Marriages are synonymous to the Indian culture, age old
saying suggests that a father's success is measured by the Yash Chopraishness
of his ward's wedding. The recent wedding
I attended and involved was of my close friend based in Hyderabad.
But seriously, before I say anything that might've construed
as a criticism of the vast and constantly expanding wedding-industrial complex
which currently accounts for 38% of the
India's GDP, let me state for the record that I loved my friend's wedding. He
found a wonderful bride in Nivedita-a smart, beautiful, warm, talented, and
funny women who is absolutely perfect for him. They had the best wedding in the
human history, and I am not saying this solely because I had many sweets and
was introduced to approximately twenty-seven single girls.
So I have no complaints about the wedding. I must say,
however, that the planning of wedding was a tad stressful for his father, as
planning a modern wedding is comparable in scope to constructing a nuclear
power plant, although the wedding is more complex because, to pick just one of
the many examples- a nuclear power plant does not require floral installations.
These used called "flowers" , but that was before florists-excuse me,
I mean the floral installation artists- realised that "floral installations"
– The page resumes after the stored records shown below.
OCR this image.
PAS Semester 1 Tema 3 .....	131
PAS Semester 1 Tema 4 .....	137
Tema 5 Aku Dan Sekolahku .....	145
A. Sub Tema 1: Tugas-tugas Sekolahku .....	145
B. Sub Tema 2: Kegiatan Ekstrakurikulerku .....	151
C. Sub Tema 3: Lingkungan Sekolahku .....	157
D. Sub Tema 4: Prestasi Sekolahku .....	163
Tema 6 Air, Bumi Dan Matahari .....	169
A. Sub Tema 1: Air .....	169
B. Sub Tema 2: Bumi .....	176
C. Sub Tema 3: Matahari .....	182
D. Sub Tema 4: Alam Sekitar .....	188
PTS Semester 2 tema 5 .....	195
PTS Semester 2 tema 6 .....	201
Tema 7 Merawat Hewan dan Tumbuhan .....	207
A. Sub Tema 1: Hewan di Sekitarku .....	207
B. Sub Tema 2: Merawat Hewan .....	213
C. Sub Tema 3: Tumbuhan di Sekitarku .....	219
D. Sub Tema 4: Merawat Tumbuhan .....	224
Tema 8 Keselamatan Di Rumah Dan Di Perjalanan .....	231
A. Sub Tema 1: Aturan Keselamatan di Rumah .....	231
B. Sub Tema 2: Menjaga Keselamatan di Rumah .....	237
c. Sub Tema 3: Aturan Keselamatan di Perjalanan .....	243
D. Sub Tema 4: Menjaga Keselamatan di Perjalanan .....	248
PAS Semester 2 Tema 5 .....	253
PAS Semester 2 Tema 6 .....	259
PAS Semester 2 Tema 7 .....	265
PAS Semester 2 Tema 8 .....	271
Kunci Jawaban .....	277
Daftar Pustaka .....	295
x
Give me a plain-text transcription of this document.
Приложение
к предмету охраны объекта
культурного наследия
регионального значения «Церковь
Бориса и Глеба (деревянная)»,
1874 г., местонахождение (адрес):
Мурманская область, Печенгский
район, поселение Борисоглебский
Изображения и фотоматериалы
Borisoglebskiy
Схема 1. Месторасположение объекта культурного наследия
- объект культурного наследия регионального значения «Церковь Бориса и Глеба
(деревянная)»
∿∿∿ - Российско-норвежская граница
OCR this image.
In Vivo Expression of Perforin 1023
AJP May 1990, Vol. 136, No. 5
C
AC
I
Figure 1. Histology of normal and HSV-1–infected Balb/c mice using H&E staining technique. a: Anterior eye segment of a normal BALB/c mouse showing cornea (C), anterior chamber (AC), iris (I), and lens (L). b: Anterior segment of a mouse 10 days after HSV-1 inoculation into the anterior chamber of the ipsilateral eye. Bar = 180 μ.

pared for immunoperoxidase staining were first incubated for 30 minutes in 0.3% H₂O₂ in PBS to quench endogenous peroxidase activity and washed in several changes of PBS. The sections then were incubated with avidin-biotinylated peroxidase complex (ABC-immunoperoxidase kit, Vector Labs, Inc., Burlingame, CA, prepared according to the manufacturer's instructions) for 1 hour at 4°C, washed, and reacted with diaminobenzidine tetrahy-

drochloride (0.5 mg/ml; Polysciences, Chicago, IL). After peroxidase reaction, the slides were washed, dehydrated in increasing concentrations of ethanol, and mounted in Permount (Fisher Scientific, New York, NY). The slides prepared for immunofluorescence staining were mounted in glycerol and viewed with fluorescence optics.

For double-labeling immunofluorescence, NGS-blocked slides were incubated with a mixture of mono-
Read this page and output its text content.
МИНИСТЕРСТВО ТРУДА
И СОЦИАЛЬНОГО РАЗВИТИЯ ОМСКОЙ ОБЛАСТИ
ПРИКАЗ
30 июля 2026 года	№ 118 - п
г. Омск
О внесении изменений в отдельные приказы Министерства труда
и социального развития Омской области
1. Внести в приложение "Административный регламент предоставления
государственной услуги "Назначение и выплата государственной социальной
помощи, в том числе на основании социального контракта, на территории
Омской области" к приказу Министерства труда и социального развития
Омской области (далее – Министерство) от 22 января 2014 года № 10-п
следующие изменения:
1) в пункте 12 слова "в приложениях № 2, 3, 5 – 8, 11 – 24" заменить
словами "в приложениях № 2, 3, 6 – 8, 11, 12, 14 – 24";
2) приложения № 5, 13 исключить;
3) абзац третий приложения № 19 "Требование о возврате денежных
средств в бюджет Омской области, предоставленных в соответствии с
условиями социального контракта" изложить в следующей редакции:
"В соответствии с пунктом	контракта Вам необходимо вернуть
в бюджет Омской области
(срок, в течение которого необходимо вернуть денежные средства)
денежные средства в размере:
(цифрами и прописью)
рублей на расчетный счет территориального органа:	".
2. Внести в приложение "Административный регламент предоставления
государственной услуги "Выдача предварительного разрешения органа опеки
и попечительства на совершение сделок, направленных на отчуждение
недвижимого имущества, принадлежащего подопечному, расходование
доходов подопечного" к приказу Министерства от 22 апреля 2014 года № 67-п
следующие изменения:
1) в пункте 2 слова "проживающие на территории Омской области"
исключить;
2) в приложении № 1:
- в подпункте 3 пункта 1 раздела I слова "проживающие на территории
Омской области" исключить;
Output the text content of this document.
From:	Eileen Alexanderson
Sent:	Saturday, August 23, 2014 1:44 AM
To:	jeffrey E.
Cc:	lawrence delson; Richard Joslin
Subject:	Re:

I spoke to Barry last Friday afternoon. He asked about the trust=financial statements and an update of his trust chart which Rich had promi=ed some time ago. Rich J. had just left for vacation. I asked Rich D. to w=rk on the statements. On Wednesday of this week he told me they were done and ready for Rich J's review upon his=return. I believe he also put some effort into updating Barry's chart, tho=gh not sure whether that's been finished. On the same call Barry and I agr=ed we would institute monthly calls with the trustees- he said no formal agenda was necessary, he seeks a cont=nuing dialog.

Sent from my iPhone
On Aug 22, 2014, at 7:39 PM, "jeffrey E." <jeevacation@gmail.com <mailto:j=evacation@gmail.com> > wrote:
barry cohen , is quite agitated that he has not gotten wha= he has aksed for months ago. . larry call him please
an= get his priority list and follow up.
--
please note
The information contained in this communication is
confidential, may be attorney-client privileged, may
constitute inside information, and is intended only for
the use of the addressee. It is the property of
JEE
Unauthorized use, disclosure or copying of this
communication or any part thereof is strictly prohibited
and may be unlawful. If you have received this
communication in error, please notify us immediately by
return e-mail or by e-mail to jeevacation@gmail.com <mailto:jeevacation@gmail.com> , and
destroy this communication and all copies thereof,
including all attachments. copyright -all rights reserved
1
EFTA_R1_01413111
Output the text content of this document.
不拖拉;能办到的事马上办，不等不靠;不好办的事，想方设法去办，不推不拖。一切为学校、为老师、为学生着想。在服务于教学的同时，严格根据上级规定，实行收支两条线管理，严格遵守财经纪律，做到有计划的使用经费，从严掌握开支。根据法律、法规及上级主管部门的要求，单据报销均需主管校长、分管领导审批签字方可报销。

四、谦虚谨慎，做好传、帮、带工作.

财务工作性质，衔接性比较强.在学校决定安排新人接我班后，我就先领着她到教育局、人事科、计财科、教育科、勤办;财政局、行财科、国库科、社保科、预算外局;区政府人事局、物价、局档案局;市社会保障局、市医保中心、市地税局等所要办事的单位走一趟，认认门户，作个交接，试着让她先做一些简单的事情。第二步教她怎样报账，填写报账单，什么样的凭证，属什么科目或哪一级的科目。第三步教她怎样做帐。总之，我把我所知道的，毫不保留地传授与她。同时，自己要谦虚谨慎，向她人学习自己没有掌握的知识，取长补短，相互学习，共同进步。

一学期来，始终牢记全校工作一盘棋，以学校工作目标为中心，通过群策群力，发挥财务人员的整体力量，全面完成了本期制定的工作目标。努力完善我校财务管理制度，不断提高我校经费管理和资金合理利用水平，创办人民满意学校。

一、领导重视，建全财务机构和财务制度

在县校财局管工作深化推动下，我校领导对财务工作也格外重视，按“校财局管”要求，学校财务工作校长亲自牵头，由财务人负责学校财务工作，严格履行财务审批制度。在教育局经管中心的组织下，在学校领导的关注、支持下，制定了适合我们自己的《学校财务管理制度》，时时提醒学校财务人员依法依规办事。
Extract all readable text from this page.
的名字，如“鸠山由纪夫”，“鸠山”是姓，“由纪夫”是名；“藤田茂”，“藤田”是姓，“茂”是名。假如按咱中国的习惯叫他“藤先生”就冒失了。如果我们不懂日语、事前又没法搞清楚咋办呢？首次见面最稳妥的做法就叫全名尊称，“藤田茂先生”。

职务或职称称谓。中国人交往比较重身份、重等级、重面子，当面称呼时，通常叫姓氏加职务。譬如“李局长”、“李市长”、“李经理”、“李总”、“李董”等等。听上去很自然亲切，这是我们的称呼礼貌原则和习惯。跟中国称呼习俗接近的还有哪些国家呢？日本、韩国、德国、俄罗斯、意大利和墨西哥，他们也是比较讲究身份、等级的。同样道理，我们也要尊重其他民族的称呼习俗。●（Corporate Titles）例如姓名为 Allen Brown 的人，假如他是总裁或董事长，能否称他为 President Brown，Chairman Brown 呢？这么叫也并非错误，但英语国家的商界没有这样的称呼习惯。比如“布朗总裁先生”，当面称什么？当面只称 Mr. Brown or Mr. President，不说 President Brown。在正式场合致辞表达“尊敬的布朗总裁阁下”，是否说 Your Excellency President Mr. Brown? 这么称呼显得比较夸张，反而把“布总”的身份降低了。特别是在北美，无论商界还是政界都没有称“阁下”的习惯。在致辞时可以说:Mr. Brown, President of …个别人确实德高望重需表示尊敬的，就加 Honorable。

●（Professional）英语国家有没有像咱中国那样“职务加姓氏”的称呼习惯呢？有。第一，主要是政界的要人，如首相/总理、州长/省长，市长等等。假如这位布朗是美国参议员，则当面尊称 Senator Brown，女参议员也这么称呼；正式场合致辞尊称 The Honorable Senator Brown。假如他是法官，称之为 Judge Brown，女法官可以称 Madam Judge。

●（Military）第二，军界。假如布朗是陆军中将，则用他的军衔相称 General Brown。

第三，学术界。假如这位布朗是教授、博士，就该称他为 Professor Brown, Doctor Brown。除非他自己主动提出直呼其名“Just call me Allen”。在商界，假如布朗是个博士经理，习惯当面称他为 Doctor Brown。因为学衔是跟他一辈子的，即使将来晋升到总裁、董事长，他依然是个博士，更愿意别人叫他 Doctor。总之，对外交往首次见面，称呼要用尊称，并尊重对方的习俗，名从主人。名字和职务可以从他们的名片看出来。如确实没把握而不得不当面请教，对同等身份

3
is more professional, as measured by how much you can charge for installing
them.
Which brings us to budgeting. Here's his father's advice for
parents who are going to be planning a wedding: At the very beginning, decide
exactly how much money is the absolute
maximum you are willing to spend. Write this number down on a piece of
paper and keep it up with you all the times. That way, when the wedding is
over, you can pull it out, look at the number, and laugh until a streamer of
drool reaches all the way down your feet, which will be bare in as much as you
can no longer afford shoes.
Here's the problem. The Indian films which depend for their existence
on wedding melo-dramas, have for decades been hammering home the three core
principles of the modern Indian wedding
FIRST PRINCIPLE: Your wedding is the most important day in
your life, so you want it to be perfect.
SECOND PRINCIPLE: However, it does not have to cost a lot of
money.
THIRD PRINCIPLE: However, if it doesn't, it will suck.
These principles resonate powerfully with your modern
bride-t-be, because ever since she was a little girl, she has been fantasizing
about her wedding day. This is not true of our modern groom to be. When he was
a little boy, he was-I state this with authority-conducting experiments to see
what happens when you set fire to He-Man action figures.
But the bride has
been dreaming for years about having a fairy-tale wedding, patterned after the
wedding scene in the Suraj R Barjatya's VIVAH. Wherein Cinderella and Prince
charming ride off into the sunset in the horse-drawn carriage, while the cute
little girl wave good-bye. What they don't show you in this film is parents in
bare feet paying the bills for the carriage rental, the horse supplier, the little
girl's costume, the sunset installation professional, etc. Because all of these
things cost money. And if you hold a wedding in Hyderabad, as they did , all of
these things will cost extra money, because you will be paying for unionized floral
installation artists.
True Story: I inquired, at the hotel where marriage is being
held, about the cost of renting a projector and screen the family rented so
they could show pictures of Pradeep and Nivedita as guests arrived. The hotel
said, counting the fee for the two workers-required to set the equipment up, it
would cost a sum, I calculated would be
enough to buy a projector and screen as well as a used car to drive them home
in.
My point is that putting in a modern wedding is an expensive
and complicated undertaking, which is why many people, including Pradeep's
father, these days hire a professional wedding planner, whose function is to
make it even more expensive and complicated. The planner works closely with the
bride, as well as the only other really essential person in the wedding, by
which I of course mean the bride's mother.
At this point the groom is pretty much out of the picture,
If the wedding were a solar system, the bride would be the sun; her mom would
be another, slightly smaller nearby sun; the wedding planner would be the third
sun; the caterer, floral installation professional, photographer, videographer
, ...etc would be the planets orbiting these suns; and the groom would be an
asteroid the size of a tennis ball 73 trillion light years away. Sometimes the
groom gets so far out of the wedding-planning loop that the planner forget to
invite him to the actual wedding and bride, at the last minute, has to marry a
member of the catering staff.( That didn't of course, happened in this marriage).